Thursday, February 20, 2014

Does the FCC Have the Cards to Win the Comcast/Net Neutrality Wars?


The cable guy is frightening but not for reasons you might imagine.

Comcast wants to buy Time Warner Cable for one reason: to make more money. No, it's not by expanding their market, which would theoretically be okay, but the other way, by leveraging their larger position to gain concessions from content providers, other than itself, of course (Comcast owns NBC Universal).

This very simple truth means we consumers are screwed, potentially, by this deal.

Slate magazine hosted three articles that offer us a way out.

Matthew Yglesias identifies, correctly, what the Comcast deal means. It's all about the broadband.

Eliza Krigman notices, intriguingly, that the FCC's reboot of net neutrality protections holds promise of reintroducing municipal attempts at providing broadband as a utility.

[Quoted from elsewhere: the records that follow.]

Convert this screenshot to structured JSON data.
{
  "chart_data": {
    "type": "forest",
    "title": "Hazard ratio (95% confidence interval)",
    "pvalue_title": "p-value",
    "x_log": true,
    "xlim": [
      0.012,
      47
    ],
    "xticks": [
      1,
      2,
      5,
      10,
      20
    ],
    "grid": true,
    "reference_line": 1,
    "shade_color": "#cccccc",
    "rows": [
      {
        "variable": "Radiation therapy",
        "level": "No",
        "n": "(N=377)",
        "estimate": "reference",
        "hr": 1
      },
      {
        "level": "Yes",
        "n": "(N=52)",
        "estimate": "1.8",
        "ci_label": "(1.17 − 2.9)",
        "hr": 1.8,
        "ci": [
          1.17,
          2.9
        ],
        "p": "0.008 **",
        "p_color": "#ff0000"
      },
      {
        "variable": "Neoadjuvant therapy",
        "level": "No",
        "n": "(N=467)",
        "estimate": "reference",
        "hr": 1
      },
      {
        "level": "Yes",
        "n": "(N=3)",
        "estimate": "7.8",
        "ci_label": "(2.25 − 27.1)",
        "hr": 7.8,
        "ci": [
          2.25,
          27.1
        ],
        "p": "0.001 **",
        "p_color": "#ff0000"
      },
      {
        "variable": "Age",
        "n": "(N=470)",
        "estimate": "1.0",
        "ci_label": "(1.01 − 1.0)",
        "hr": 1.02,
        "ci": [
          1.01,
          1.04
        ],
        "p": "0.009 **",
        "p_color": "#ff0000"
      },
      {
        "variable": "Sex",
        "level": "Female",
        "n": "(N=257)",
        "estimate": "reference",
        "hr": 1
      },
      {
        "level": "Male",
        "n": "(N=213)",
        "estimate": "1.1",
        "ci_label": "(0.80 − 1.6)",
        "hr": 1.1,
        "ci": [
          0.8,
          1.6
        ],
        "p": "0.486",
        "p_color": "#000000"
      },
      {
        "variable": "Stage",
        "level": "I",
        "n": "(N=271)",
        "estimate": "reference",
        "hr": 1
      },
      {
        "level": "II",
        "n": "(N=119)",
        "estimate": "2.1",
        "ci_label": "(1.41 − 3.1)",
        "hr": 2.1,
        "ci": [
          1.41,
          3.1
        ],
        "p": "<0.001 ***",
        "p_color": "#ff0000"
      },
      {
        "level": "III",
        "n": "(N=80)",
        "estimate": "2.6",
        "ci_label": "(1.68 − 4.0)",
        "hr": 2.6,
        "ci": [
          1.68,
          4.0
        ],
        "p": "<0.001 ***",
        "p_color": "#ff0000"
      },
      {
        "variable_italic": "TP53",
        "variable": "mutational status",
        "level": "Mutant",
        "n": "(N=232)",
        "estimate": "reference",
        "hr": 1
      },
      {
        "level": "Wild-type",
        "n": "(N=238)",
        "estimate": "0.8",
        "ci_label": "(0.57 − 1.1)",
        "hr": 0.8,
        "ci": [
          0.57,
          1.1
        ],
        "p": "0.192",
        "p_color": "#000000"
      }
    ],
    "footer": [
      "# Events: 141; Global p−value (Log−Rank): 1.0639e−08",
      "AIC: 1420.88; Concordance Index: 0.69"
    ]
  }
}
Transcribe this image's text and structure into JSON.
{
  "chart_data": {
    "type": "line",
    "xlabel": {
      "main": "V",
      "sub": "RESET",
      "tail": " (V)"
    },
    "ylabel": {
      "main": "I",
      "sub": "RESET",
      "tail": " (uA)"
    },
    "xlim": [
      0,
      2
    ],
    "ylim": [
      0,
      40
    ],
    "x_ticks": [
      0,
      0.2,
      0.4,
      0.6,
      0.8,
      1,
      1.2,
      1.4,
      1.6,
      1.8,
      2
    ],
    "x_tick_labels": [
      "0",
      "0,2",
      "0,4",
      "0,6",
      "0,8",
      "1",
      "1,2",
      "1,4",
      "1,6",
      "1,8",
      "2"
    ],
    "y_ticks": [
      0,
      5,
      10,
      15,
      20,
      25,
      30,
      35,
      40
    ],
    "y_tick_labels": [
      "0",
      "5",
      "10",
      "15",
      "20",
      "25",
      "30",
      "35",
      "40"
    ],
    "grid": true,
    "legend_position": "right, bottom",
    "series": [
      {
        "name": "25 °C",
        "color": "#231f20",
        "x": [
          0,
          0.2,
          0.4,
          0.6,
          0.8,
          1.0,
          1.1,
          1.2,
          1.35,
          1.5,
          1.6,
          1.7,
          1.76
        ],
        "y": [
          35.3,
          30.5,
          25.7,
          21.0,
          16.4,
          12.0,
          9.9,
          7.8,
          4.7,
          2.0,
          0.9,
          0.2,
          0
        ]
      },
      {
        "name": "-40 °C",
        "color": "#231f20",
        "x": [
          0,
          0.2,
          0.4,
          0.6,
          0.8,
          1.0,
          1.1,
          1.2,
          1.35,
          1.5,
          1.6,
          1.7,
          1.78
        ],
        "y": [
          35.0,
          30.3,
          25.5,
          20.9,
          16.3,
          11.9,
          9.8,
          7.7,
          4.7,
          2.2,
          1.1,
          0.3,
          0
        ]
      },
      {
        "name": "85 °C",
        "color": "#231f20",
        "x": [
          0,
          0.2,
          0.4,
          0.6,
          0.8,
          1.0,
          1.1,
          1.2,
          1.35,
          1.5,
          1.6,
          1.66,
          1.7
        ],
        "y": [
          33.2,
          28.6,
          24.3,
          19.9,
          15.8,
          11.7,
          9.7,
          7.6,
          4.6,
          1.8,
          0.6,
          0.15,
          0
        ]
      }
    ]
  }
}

Legislators in 20 states had shut down attempts by ISPs to cooperate with municipalities -- like Philadelphia -- to provide free wireless. (Surprisingly, this isn't totally a Republican effort. Some states like California and Washington find reason for common cause. Go figure.)

Finally, a week-old article by Marvin Ammori worries about a limp FCC response to the Appeals Court loss -- mitigated by the FCC's just-announced reboot -- but serves a good purpose in reminding us about how close we came to Internet disaster when we confronted SOPA -- and won. Ammori then shows the path to winning the net neutrality war in similar fashion.

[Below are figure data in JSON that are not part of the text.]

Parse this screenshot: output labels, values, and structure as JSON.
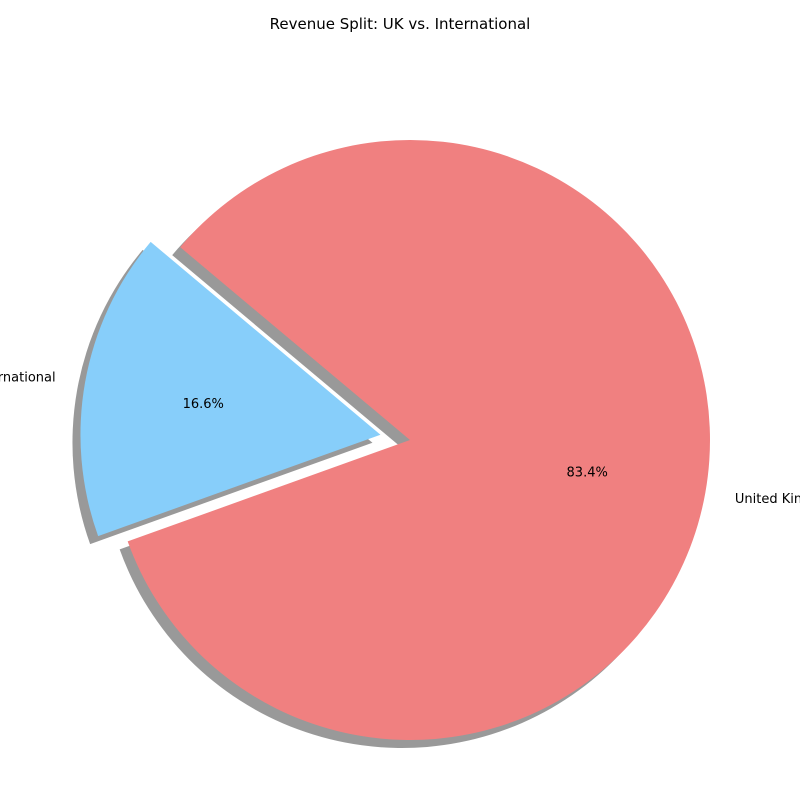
{
  "chart_data": {
    "type": "pie",
    "title": "Revenue Split: UK vs. International",
    "slices": [
      {
        "label": "International",
        "value": 16.6,
        "pct_label": "16.6%",
        "color": "#87CEFA",
        "exploded": true
      },
      {
        "label": "United Kingdom",
        "value": 83.4,
        "pct_label": "83.4%",
        "color": "#F08080",
        "exploded": false
      }
    ],
    "shadow": true,
    "start_angle_deg": 140,
    "direction": "counterclockwise",
    "legend": "none"
  }
}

The stakes in both cases -- in three cases if you include the possibility that content providers will try for another go at SOPA-like legislation -- are high. What's at risk?

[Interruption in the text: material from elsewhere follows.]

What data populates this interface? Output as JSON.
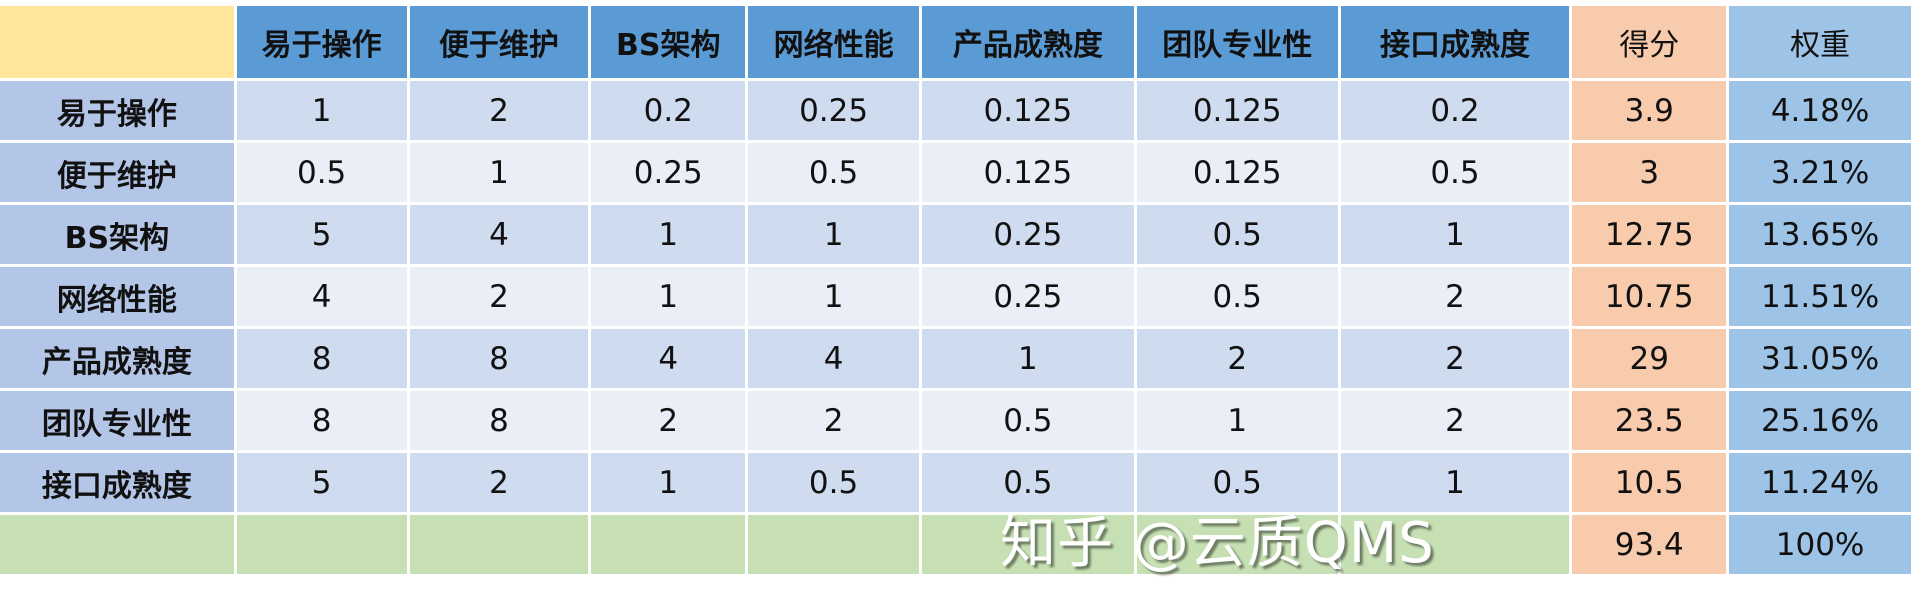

It's a familiar theme: Rich people and companies want to own all the marbles and control all the games. We see it here in the Internet sphere, but it's a constant battle in healthcare, mega-farming, free access to information, easy and affordable access to entertainment content, and free and unfettered access to voting, for that matter.

Guess who doesn't want us to have that? No surprise here: the wealthy and their flying monkey armies, the Republicans. And, sad to say, some blue dog Demos.

Keep up the good fight. Sign the petitions, everyone of them, write your Congresspeople, and donate to the good guys (you know who they are).

Walt Disney wanted a Magic Kingdom, not a content kingdom as far as the eye could see.

Note. Just noticed my mixed metaphor in the blog post title. I'm a genius.